Herzog com Gorbachev e Bruce Chatwin

ENCONTRANDO GORBACHEV e NÔMADE: NOS PASSOS DE BRUCE CHATWIN na mostra Herzog Além das Margens

“Eu te amo, Gorbachev”

“Eu sou alemão. O primeiro alemão que o senhor encontrou queria matá-lo”, assim Werner Herzog começa sua conversa com Mikhail Gorbachev (1931-2022), referindo-se à II Guerra. Ao que o russo responde: “Não. Os primeiros foram uns vizinhos na infância que faziam ótimos doces”. Num de seus últimos encontros, Herzog lhe levará um presente alusivo àquela memória. Em outro momento, o cineasta lhe agradece: “Nós o amamos.

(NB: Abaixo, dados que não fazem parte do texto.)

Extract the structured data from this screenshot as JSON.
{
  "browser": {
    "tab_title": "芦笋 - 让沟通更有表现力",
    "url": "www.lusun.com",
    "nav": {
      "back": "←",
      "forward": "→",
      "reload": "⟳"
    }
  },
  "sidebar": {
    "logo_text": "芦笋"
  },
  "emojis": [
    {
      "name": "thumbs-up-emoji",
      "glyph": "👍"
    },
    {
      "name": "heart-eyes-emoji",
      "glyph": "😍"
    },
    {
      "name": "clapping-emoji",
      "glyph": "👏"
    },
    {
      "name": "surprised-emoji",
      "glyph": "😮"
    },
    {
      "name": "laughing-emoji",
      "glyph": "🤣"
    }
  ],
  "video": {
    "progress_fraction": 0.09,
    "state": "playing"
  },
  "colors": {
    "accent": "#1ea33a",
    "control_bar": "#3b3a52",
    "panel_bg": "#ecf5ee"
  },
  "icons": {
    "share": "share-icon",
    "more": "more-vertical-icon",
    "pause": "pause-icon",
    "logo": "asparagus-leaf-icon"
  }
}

Eu o amo particularmente por ter possibilitado a reunificação da Alemanha”.

Gentilezas à parte, Encontrando Gorbachev (Meeting Gorbachev), mais que uma entrevista, é uma conversa de alto nível sobre política internacional. Herzog narra a história de Gorbachev com base nas memórias dele: filho de pai camponês e mãe analfabeta na remota Stavropol, onde iniciou a carreira; sua ascensão ainda jovem entre a velha guarda do Politburo. Herzog faz ironia montando em sucessão as cerimônias fúnebres dos três líderes que o antecederam (Brejnev, Andropov e o enfermo Chernenko).

Gorbachev relembra os esforços para reduzir armas nucleares e terminar a Guerra Fria – sua conexão com Reagan, Thatcher e Kohl –, critica Yeltsin e lamenta o golpe que o tirou do poder. “Eu devia ter mandado o Yeltsin para algum lugar, mas não era o meu feitio”. Diz que não queria a dissolução da URSS, mas apenas “mais democracia e mais socialismo”. Mas Yeltsin pegou carona no golpe de 1991, que, para Gorbachev, “acendeu uma fogueira que destruiu tudo”.

O filme, produzido para o History Channel, faz a crônica da queda de muros e cercas, fala da resistência de alemães à ideia da reunificação. Com frequência, Herzog traz a conversa para o tema da Alemanha. Para ele, Gorbachev era uma “figura trágica”, um grande estadista que não conseguiu seu intento, um homem solitário que nunca se recuperou da perda da mulher Raíssa e ainda era chamado de traidor por muita gente na Rússia. Mereceria em sua lápide o mesmo epitáfio que viu na de um amigo: “Nós tentamos”.



Almas gêmeas e errantes

Eis mais um filme para provar que os verdadeiros personagens herzoguianos são aqueles que se parecem com Werner Herzog. O inglês Bruce Chatwin (1940-1989) foi um escritor e aventureiro enamorado da pré-história, da vida nômade e das relações entre misticismo e culturas. Herzog esteve próximo dele nos seus últimos anos de vida e levou ao cinema seu romance O Vice-rei de Uidá em Cobra Verde. A identificação entre os dois era percebida reciprocamente – e esse documentário é uma explanação sobre isso.

Longe de ser uma biografia de Chatwin, Nômade: Nos Passos de Bruce Chatwin (Nomad: In the Footsteps of Bruce Chatwin) é um filme-ensaio sobre alguns temas caros ao escritor e ao cineasta, como a paleontologia, o nomadismo, as paisagens eivadas de misticismo e a cultura aborígene. Herzog permite-se também discorrer sobre sua relação pessoal com Chatwin, cuja mochila ele herdou e incorporou como talismã cenográfico ao filme No Coração da Montanha. A amizade dos dois levou a que Chatwin, já abatido pela Aids, pedisse a Herzog que o matasse.

Foram almas gêmeas, sem dúvida, o que Herzog sublinha com esse filme em que se volta muito para si mesmo. Vejam como ele usa a entrevista com Nicholas Shakespeare, biógrafo de Chatwin, para detalhar histórias que tornam o entrevistado um mero ouvinte. Podemos achar que Herzog extrapola sua função de documentarista do outro para falar de si, mas o faz com um afeto sincero e uma propriedade que ninguém pode negar.

>> Encontrando Gorbachev passa às 14h e Nômade: Nos Passos de Bruce Chatwin às 16h de sábado, 16/12.